Straddling alongside both walls, as if commuters awaiting the imminent arrival of a train upon a platform, the crowd lies in wait. Click. They anxiously and repetitively consult their wrists as if distrusting of the movement of their timepieces or the electronic digits representing the passing of time. Click. They randomly scan one another, as if waiting for one of the crowd to reveal themselves as something they are not. Click. They fidget and shuffle from side to side as if uncomfortable within their own skin, yet cautiously enough so as not to encroach upon the abyss they have created across the gallery. Click.

After a time, one arrives, and slowly the crowd become transfixed as it approaches. Click. Shifting their weary gazes from one another toward a common cause, united in their collective restlessmess. Click

From the other direction, another arrives, perhaps a different model, not entirely dissimilar, yet dissimilar enough to be distinct. Click. Perhaps it is the way it sounds, the way it lurches, the way these lurches develop their own fluidity and in turn become movement. Click.

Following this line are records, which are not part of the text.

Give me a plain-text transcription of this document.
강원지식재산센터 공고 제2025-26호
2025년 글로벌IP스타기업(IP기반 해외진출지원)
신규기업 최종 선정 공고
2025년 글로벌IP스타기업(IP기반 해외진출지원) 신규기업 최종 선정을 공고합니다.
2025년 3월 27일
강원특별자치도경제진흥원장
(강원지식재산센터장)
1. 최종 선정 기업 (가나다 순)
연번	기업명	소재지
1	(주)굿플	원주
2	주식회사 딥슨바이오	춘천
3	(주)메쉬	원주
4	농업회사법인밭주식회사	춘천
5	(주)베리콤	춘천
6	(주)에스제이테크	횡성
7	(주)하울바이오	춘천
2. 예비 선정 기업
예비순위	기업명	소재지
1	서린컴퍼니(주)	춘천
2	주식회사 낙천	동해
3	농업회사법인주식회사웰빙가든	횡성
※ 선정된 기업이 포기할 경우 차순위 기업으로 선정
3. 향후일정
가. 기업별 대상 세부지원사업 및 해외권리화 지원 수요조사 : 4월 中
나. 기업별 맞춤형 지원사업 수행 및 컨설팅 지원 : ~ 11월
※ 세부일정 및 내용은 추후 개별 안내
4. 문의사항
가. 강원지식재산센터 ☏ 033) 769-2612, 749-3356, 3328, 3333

Duelle represents an enigma of encounters involving the interchangeability of muse and mentor, with individual works repositioned within a collaborative framework that diminishes the specificities within which each individual work was made. By and large, performative acts such as dance performances exist without visual documentation. After the performance concludes, it exists in the memory - both individual and collective - of those involved and those in the audience. They are events recalled rather than recorded. They are contemporary insofar as they engage with a specific time. As such, they are representative of the here and now and it is with such contemporainity that such performances are recalled. How then does a specific piece age, or rather, what is the slippage between the there and then and the here and now? If the materials remain the same, in its simplest form at least, a body, then how does a piece age in contrast to the form enacting the piece?

Duelle alludes to these considerations of specificity and temporality framework layering another mechanism upon post facto reflection. Through actively engaging photographers within the framing of the performance Duelle positions itself within a specific moment and physical context. Notably, the work is not presented within a traditional perforamative venue but rather a contemporary art space, and more pointedly, one with an emphasis on photographic practice. In this regard, the gallery is not used to present photographic outcomes, but rather as a site to facilitate photographic process.

Through the recording and documenting of Duelle it is lodged within a specific time, if not readily definable presently, then certainly one that will be distinguishable in future. The time evasiveness of the performance will be belied by the hairstyles and fashions of the audience, tell tale indicators of any time. And this is perhaps the crux of the project, to wrestle the performance from memory and mismemory and to lodge it within a definitive setting - creating a framework that surrounds the performance rather than relying on the memory of what has been performed. This newly documented rendition in turn dissolves the temporal and locational specificities of each previous enactment of the individual performances. This is not an act of replacement, for Duelle and its constituent components are now altogether different undertakings, despite involving exactly the same movements.

Click. No carriage arrives yet everybody is transported to somewhere else.